Will the Senate, even though it chose to give the House of Commons the benefit of the doubt this time, do so in the future?  Was this whole episode a warning signal?  Perhaps.

Does the appointed Senate have the right to be a chamber of, not second thought, but rather of final thought?  In short, is it the Senate’s role to develop and create social policy by overriding the will of the elected House of Commons?

We will have to wait and see whether we will eventually live under an unappointed Senate living in its paradise of unaccountability, and generous remuneration, standing up on its hind legs and telling us what to do.

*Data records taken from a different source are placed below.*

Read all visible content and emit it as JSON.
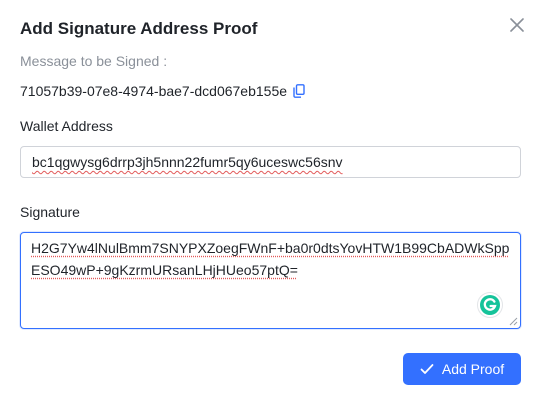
{
  "dialog": {
    "title": "Add Signature Address Proof",
    "close_icon": "close-icon"
  },
  "message": {
    "label": "Message to be Signed :",
    "value": "71057b39-07e8-4974-bae7-dcd067eb155e",
    "copy_icon": "copy-icon"
  },
  "wallet": {
    "label": "Wallet Address",
    "value": "bc1qgwysg6drrp3jh5nnn22fumr5qy6uceswc56snv"
  },
  "signature": {
    "label": "Signature",
    "value": "H2G7Yw4lNulBmm7SNYPXZoegFWnF+ba0r0dtsYovHTW1B99CbADWkSppESO49wP+9gKzrmURsanLHjHUeo57ptQ=",
    "grammarly_icon": "grammarly-icon"
  },
  "actions": {
    "add_proof_label": "Add Proof",
    "add_proof_icon": "check-icon"
  },
  "colors": {
    "accent": "#3370ff",
    "muted_text": "#8a9099",
    "border": "#d0d3d9",
    "spellcheck": "#e25a5a",
    "grammarly": "#15c39a"
  }
}
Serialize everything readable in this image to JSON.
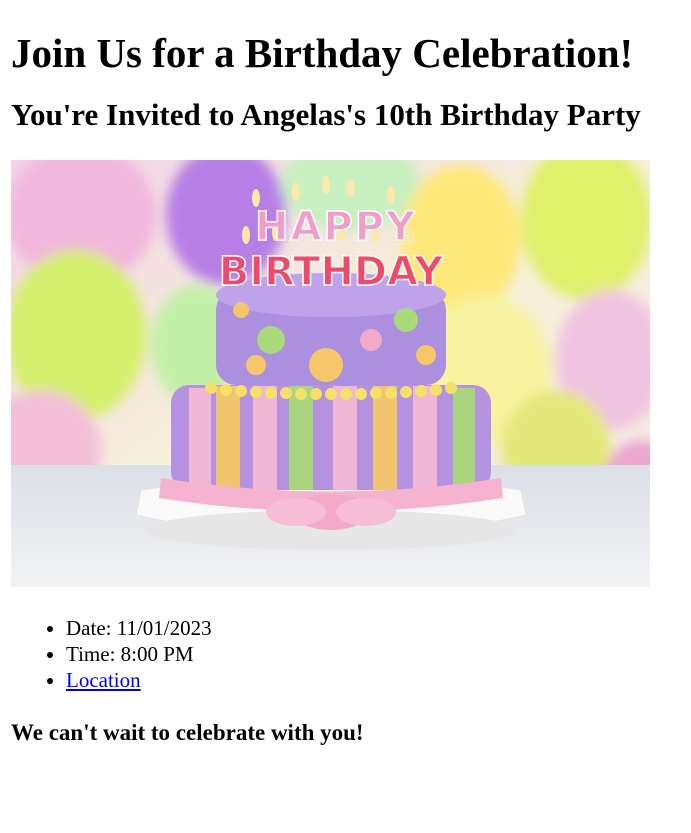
{
  "page": {
    "heading": "Join Us for a Birthday Celebration!",
    "subheading": "You're Invited to Angelas's 10th Birthday Party",
    "image": {
      "candle_top": "HAPPY",
      "candle_bottom": "BIRTHDAY"
    },
    "details": {
      "date": "Date: 11/01/2023",
      "time": "Time: 8:00 PM",
      "location": "Location"
    },
    "closing": "We can't wait to celebrate with you!"
  },
  "colors": {
    "link": "#0000ee",
    "text": "#000000"
  }
}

It seems, however, that Trudeau has solved this problem for now with his recent appointments to the Senate (see REALity  article: The Great Senate Hoax.

While the tangled Bill C-14 process was taking place, it was being closely watched by the judges of the Supreme Court.  The latter will not hesitate to pounce on the bill, and reject the finished product i.e. the law on life and death of vulnerable human beings, if it doesn’t suit their own individual perceptions of what they think the law should say.  A few weeks after the bill was passed the BC Civil Liberties Association launched a court case to strike down the provision in the law of “reasonably foreseeable” death to give the court the opportunity to strike the bill down.

It is all too easy for judges sitting on the Supreme Court in isolation and solitude, removed from the public, to decide what the law should be.  Judges do not have to deal with the irksome, messy process of democracy.  They, like the senators, are accountable only to themselves and can and do act according to their own individual biases and whims.  Not for them, the untidy business of public debate. The latter would only confuse them!

What a mess we have created in Canada.  The views of the public are excluded from proceedings, ignored by unelected, well-paid elites, sitting in splendid isolation from the public.  This is a terrible violation of democracy.